Let’s import relevant libraries and load the data:
library(dplyr)
## Warning: package 'dplyr' was built under R version 3.6.2
library(ggplot2)
## Warning: package 'ggplot2' was built under R version 3.6.2
load("jtrain2.RData")
data %>%
summarise(trained =sum(train==1), total = n(), fraction_of_men_trained = sum(train)/n())
## trained total fraction_of_men_trained
## 1 185 445 0.4157303
Fraction of men receiving job training is 0.4157
data %>%
select(train,re78) %>%
group_by(train) %>%
summarise(Mean = mean(re78))
## # A tibble: 2 x 2
## train Mean
## <int> <dbl>
## 1 0 4.55
## 2 1 6.35
The average of re78 for sample of men who received job training was around 6.35 The average of re78 for sample of men who did not received job training was around 4.56 The difference is economically large as it is close to 1.79 thousands of 1982 dollars.
total_trained <- data %>%
filter(train == 1) %>%
summarise(n())
total_trained
## n()
## 1 185
total_unemp_trained <- data %>%
filter(unem78 == 1,train == 1) %>%
summarise(n())
total_unemp_trained
## n()
## 1 45
fraction_unemployed_trained <- total_unemp_trained/total_trained
fraction_unemployed_trained
## n()
## 1 0.2432432
Fraction of trained men who are unemployed 24.32%
total_unemp_untrained <- data %>%
filter(unem78 == 1,train == 0) %>%
summarise(n())
total_unemp_untrained
## n()
## 1 92
total_untrained <- data %>%
filter(train == 0) %>%
summarise(n())
total_untrained
## n()
## 1 260
fraction_unemployed_untrained <- total_unemp_untrained/total_untrained
fraction_unemployed_untrained
## n()
## 1 0.3538462
Fraction of untrained men who are unemployed is 35.38%
Aggregate table:
data %>%
group_by(train,unem78)%>%
summarise(n())
## # A tibble: 4 x 3
## # Groups: train [2]
## train unem78 `n()`
## <int> <int> <int>
## 1 0 0 168
## 2 0 1 92
## 3 1 0 140
## 4 1 1 45
Percentage of untrained people who are unemployed is around 35.38% which is much greater than people who are trained but are unemployed (24.32%). It means that people who are trained are likely to get employed.

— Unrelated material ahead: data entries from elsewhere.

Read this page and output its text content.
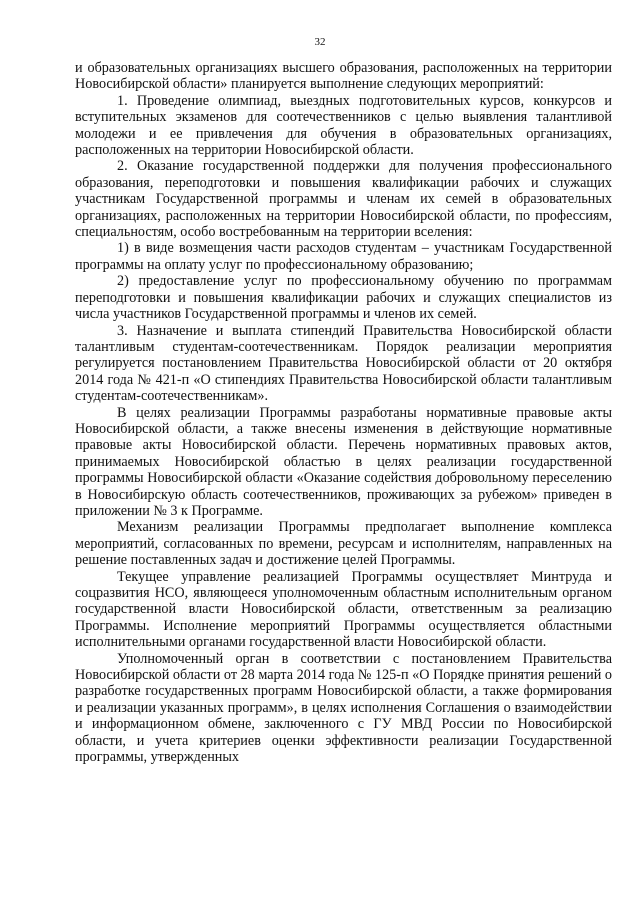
32

и образовательных организациях высшего образования, расположенных на территории Новосибирской области» планируется выполнение следующих мероприятий:

1. Проведение олимпиад, выездных подготовительных курсов, конкурсов и вступительных экзаменов для соотечественников с целью выявления талантливой молодежи и ее привлечения для обучения в образовательных организациях, расположенных на территории Новосибирской области.

2. Оказание государственной поддержки для получения профессионального образования, переподготовки и повышения квалификации рабочих и служащих участникам Государственной программы и членам их семей в образовательных организациях, расположенных на территории Новосибирской области, по профессиям, специальностям, особо востребованным на территории вселения:

1) в виде возмещения части расходов студентам – участникам Государственной программы на оплату услуг по профессиональному образованию;

2) предоставление услуг по профессиональному обучению по программам переподготовки и повышения квалификации рабочих и служащих специалистов из числа участников Государственной программы и членов их семей.

3. Назначение и выплата стипендий Правительства Новосибирской области талантливым студентам-соотечественникам. Порядок реализации мероприятия регулируется постановлением Правительства Новосибирской области от 20 октября 2014 года № 421-п «О стипендиях Правительства Новосибирской области талантливым студентам-соотечественникам».

В целях реализации Программы разработаны нормативные правовые акты Новосибирской области, а также внесены изменения в действующие нормативные правовые акты Новосибирской области. Перечень нормативных правовых актов, принимаемых Новосибирской областью в целях реализации государственной программы Новосибирской области «Оказание содействия добровольному переселению в Новосибирскую область соотечественников, проживающих за рубежом» приведен в приложении № 3 к Программе.

Механизм реализации Программы предполагает выполнение комплекса мероприятий, согласованных по времени, ресурсам и исполнителям, направленных на решение поставленных задач и достижение целей Программы.

Текущее управление реализацией Программы осуществляет Минтруда и соцразвития НСО, являющееся уполномоченным областным исполнительным органом государственной власти Новосибирской области, ответственным за реализацию Программы. Исполнение мероприятий Программы осуществляется областными исполнительными органами государственной власти Новосибирской области.

Уполномоченный орган в соответствии с постановлением Правительства Новосибирской области от 28 марта 2014 года № 125-п «О Порядке принятия решений о разработке государственных программ Новосибирской области, а также формирования и реализации указанных программ», в целях исполнения Соглашения о взаимодействии и информационном обмене, заключенного с ГУ МВД России по Новосибирской области, и учета критериев оценки эффективности реализации Государственной программы, утвержденных
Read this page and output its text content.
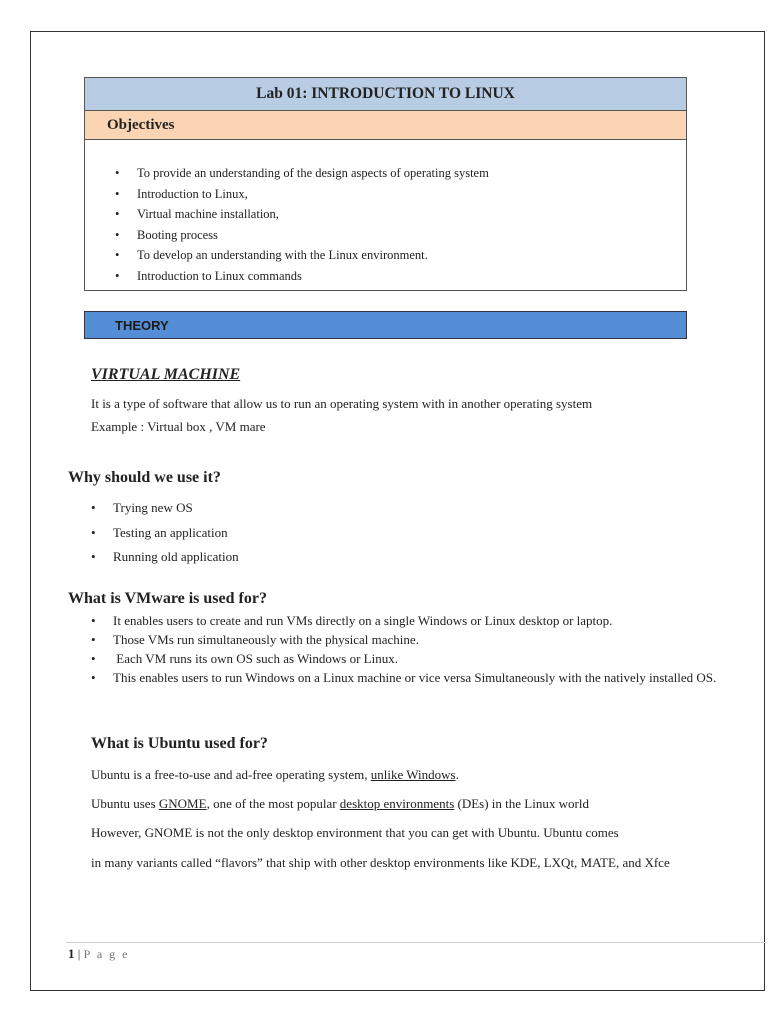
Lab 01: INTRODUCTION TO LINUX
Objectives
• To provide an understanding of the design aspects of operating system
• Introduction to Linux,
• Virtual machine installation,
• Booting process
• To develop an understanding with the Linux environment.
• Introduction to Linux commands
THEORY
VIRTUAL MACHINE
It is a type of software that allow us to run an operating system with in another operating system
Example : Virtual box , VM mare
Why should we use it?
• Trying new OS
• Testing an application
• Running old application
What is VMware is used for?
• It enables users to create and run VMs directly on a single Windows or Linux desktop or laptop.
• Those VMs run simultaneously with the physical machine.
•  Each VM runs its own OS such as Windows or Linux.
• This enables users to run Windows on a Linux machine or vice versa Simultaneously with the natively installed OS.
What is Ubuntu used for?
Ubuntu is a free-to-use and ad-free operating system, unlike Windows.
Ubuntu uses GNOME, one of the most popular desktop environments (DEs) in the Linux world
However, GNOME is not the only desktop environment that you can get with Ubuntu. Ubuntu comes
in many variants called “flavors” that ship with other desktop environments like KDE, LXQt, MATE, and Xfce
1 | P a g e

Yes from (ii) and (iii) we can say that job training program was effective as trained individuals are earning more and likely to get employed than people who are not trained.
ggplot(data = data, aes(train,re78)) +
geom_point()
Two groups of trained and untrained individuals can be distinguished from scatter plot. It is clear from scatter plot that trained individuals are likely to have more earnings than people who were not trained.